„Ich sehnte mich nach einer normalen Familie“

Wie immer wieder zu lesen ist, hat die Wissenschaft bewiesen, dass Kinder keine leiblichen Eltern brauchen und sie bei schwulen oder lesbischen „Eltern“ auch gut aufgehoben sind. Wichtig seien allein die „behüteten Verhältnisse“ (vgl. hier).

Brandi Walton aus Südkarolina (USA) ist als Kind in einem lesbischen Haushalt aufgewachsen. In einem persönlichen „Schreiben“ erzählt sie, wie schwer es für sie war, im Haushalt gemeinsam mit zwei Frauen aufzuwachsen.

In einem Zuhause ohne Anwesenheit eines Mannes groß zu werden, hat mir persönlich geschadet. Alles, was ich von der Zeit an, als ich ein kleines Mädchen war, wollte, war eine normale Familie. Als ich Abitur gemacht habe, waren meine Gedanken nicht ganz da, wo sie hingehörten. Während meine Freunde vom College begeistert waren, war ein Teil von mir gar nicht anwesend, und ich wusste, dass ich mich vollständig fühlte, bis ich es finde. Anders als die anderen um mich herum, hatte ich den Wunsch, meine eigene Familie zu gründen und Stabilität zu gewinnen. Das führte zu zwei äußerst ungesunden Beziehungen.

Die Studien, die behaupten, uns ginge es genauso gut oder besser als unsere Kollegen, die bei richtigen Eltern aufwuchsen, sind in den meisten Fällen schwerlich wissenschaftlich und repräsentieren nicht alle von uns.

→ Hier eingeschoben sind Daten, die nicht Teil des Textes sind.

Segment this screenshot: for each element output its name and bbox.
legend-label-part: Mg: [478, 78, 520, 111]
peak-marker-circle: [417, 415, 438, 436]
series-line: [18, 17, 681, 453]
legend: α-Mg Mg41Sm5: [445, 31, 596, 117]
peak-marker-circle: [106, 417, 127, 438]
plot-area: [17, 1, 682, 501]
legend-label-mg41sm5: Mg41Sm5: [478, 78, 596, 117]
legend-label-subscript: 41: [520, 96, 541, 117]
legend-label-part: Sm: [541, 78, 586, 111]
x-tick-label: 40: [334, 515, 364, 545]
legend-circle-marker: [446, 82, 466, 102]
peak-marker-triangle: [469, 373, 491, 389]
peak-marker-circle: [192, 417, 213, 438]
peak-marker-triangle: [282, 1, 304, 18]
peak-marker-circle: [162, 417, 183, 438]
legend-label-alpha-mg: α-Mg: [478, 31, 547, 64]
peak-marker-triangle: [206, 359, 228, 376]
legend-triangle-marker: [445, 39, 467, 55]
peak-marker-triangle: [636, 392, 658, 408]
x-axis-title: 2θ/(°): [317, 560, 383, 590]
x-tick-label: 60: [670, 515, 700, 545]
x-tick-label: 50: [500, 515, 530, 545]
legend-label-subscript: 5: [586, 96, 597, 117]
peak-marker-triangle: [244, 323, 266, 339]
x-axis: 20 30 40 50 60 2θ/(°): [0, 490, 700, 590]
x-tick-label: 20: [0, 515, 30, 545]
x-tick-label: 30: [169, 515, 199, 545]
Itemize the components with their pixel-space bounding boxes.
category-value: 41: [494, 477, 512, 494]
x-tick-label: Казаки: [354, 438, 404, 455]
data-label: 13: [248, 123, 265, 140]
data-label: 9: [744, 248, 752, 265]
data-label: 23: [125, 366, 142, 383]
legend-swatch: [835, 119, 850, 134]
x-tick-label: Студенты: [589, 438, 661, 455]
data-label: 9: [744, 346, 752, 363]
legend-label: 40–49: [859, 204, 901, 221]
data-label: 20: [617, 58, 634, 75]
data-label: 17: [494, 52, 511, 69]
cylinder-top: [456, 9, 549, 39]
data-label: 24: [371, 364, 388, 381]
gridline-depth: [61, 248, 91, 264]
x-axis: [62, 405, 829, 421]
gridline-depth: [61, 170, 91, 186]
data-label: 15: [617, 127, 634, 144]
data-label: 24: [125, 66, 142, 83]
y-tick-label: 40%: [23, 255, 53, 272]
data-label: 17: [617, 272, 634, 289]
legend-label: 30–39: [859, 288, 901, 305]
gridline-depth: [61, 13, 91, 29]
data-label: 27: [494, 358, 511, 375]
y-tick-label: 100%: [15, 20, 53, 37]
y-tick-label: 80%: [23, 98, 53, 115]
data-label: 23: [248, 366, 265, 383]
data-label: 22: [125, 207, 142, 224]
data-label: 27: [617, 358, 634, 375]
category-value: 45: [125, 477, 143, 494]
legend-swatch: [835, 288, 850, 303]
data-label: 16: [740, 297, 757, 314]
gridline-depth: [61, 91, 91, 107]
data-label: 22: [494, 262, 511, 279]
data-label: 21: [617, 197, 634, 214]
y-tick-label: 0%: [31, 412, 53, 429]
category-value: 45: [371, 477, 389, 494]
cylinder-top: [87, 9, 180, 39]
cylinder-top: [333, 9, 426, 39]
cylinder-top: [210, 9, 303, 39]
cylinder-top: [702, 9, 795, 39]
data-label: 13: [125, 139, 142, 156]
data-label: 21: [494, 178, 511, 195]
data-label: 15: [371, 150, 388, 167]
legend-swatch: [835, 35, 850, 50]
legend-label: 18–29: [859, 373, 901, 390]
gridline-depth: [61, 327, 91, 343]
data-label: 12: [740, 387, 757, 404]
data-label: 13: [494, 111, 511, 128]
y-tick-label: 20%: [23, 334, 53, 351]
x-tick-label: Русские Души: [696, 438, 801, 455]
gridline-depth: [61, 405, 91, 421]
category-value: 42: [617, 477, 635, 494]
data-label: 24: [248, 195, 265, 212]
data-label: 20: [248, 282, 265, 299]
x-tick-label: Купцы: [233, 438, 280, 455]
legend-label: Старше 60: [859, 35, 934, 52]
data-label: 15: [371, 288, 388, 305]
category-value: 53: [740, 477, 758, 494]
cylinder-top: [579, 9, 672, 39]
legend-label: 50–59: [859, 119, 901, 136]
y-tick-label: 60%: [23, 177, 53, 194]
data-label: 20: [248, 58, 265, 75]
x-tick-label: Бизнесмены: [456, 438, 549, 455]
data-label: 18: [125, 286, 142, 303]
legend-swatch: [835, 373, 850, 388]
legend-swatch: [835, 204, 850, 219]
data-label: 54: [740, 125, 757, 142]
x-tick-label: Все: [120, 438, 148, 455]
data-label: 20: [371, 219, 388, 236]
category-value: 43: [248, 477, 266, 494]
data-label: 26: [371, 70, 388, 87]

Hier ihre ganze Geschichte: thefederalist.com.

Kommentare

  1. „Die Studien, die behaupten, uns ginge es schlechter (!!!) als unseren Kollegen, die bei richtigen Eltern aufwuchsen, sind in den meisten Fällen schwerlich wissenschaftlich und repräsentieren nicht alle von uns.“

    Ja, das stimmt. Es ist eben immer die Frage, welche Christofaschisten sich mal wieder etwas so biegen, wie sie es brauchen. Wissenschaftlich ist da selten etwas – der Christofaschist manipuliert und heuchelt gerne.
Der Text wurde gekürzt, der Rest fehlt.